Our old town hall is Grade II Listed but it's shabby, under-used and needs investment. The project will cost £7.75 million. It's received lottery money and will submit its Round 2 application to the Heritage Lottery Fund in August. Subject to funding, work will start next year and the museum and gallery (left) is expected to open in late 2017.

I'm putting in my two penn'orth. On Monday I'm going to the fundraising dinner at Freddie’s Restaurant: June 29 @ 6:30 pm - 10:00 pm. There's still time to book. Contact Verulamium Museum 01727 751810 for details.

16 June 2015


Marshall Colman ceramics 2015

Here straight from the kiln are three vases that I'll be exhibiting at Art in Clay, Hatfield, from 3-5 July. Full details here. They are a selection of three of my current patterns: Parrot, Blue Arabesque, and Harlequin.  I'll be showing vases, jugs, mugs and covered jars in these patterns.  More pictures soon - I have more glazing and decorating to do and two kilns to fire before Hatfield.

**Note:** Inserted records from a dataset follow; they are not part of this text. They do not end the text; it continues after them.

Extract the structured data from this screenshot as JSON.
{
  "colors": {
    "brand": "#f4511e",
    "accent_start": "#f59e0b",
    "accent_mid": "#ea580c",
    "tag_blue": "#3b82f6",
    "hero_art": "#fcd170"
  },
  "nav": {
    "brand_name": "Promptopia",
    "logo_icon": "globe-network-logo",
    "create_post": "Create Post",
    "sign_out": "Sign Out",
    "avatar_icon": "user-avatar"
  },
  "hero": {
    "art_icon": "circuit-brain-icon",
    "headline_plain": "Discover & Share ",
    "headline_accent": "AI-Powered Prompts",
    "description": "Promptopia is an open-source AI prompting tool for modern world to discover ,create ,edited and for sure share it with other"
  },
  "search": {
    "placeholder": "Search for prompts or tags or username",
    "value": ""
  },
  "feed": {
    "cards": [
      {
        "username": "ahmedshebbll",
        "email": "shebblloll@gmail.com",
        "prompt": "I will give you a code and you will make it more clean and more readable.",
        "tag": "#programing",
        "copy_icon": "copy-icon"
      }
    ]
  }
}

For pottery geeks, my pottery is tin-glazed earthenware. The clay is one part red terracotta to three parts white earthenware, which fires to a warm pink. Bisque firing is to 1085 deg.C and glaze firing to 1060 deg.C.  This reverses the usual method in studio pottery, which is to fire bisque at a lower temperature than glaze, and is like the method used in industry. It suits me for two reasons: I glaze with tongs and they mark soft bisque; and it ensures a good glaze fit without crazing. My glaze is a lead borosilicate tin glaze, based on a recipe from my teacher Daphne Carnegy. After many years of experimentation, my firing cycle is fast to 700 deg. then 50 deg. an hour to maturity. I fire in an electric kiln with a computerized controller, but I check with cones (above left) because a pyrometer gives only a rough approximation of what's happening and there can be a significant difference in heat between the top and bottom of my large kiln. There's always a lot of fiddling with controls and vents at the end of the firing to make sure everything is perfect. (Of course, it never is, but that's what you have to aim for.) The colours are a mix of metal oxides and prepared ceramic stains. These are the colours I've used on these three vases:

  • red - high temperature red
  • yellow - Naples yellow + lemon yellow
  • blue - cobalt + copper oxides
  • turquoise - copper oxide + turquoise
  • black - cobalt + manganese oxides.